In this example, people also call the floor with index 1 the "first floor," although they don't call the ground floor the zeroth floor, as you say.
Since floors can go below ground, the first underground floor is floor -1, so everything works out. There's a floor for every number, unlike with 1-based floor numbering, where floors go from -1 to 1.
By the way, has anyone else had this problem: you're on floor 10, say, and you want to get to floor 15, say, so you run up 5 flights of stairs and try to find the room but then after a while you realise that somehow you've ended up on floor 16 so you think you're going demented and can't count but after this has happened a few times you realise ... THE IDIOTS HAVE OMITTED FLOOR 13!

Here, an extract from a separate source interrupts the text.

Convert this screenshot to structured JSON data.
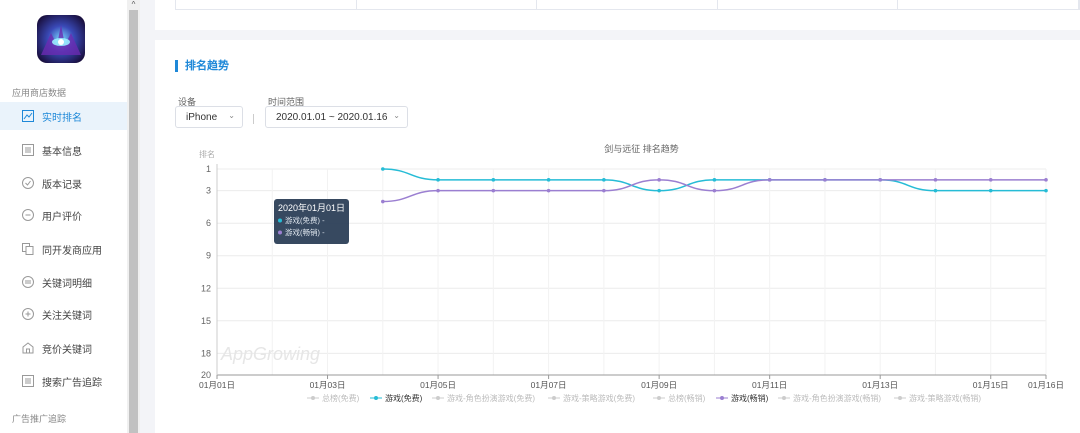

If there's one thing worse than 1-based indexing it's leaving-out-13-based indexing ... Has any programming language tried doing that with arrays, I wonder?
I see what you did there.
Somebody should create a programming language that implements all real-world number idiosyncracies. Don't have 4 or 13; define π as 3 and τ as 6, print 6 three times every time it occurs for good luck (or bad luck, depending on where you live), replace all numbers close to 8 with 8 in money values for great prosperity, have a constant for "dozen" that's 13 in case you're counting loaves of bread, have a rounding function that rounds to a close number that's easy to say depending on your locale...
And let's go with 0.5-based indexing as a compromise.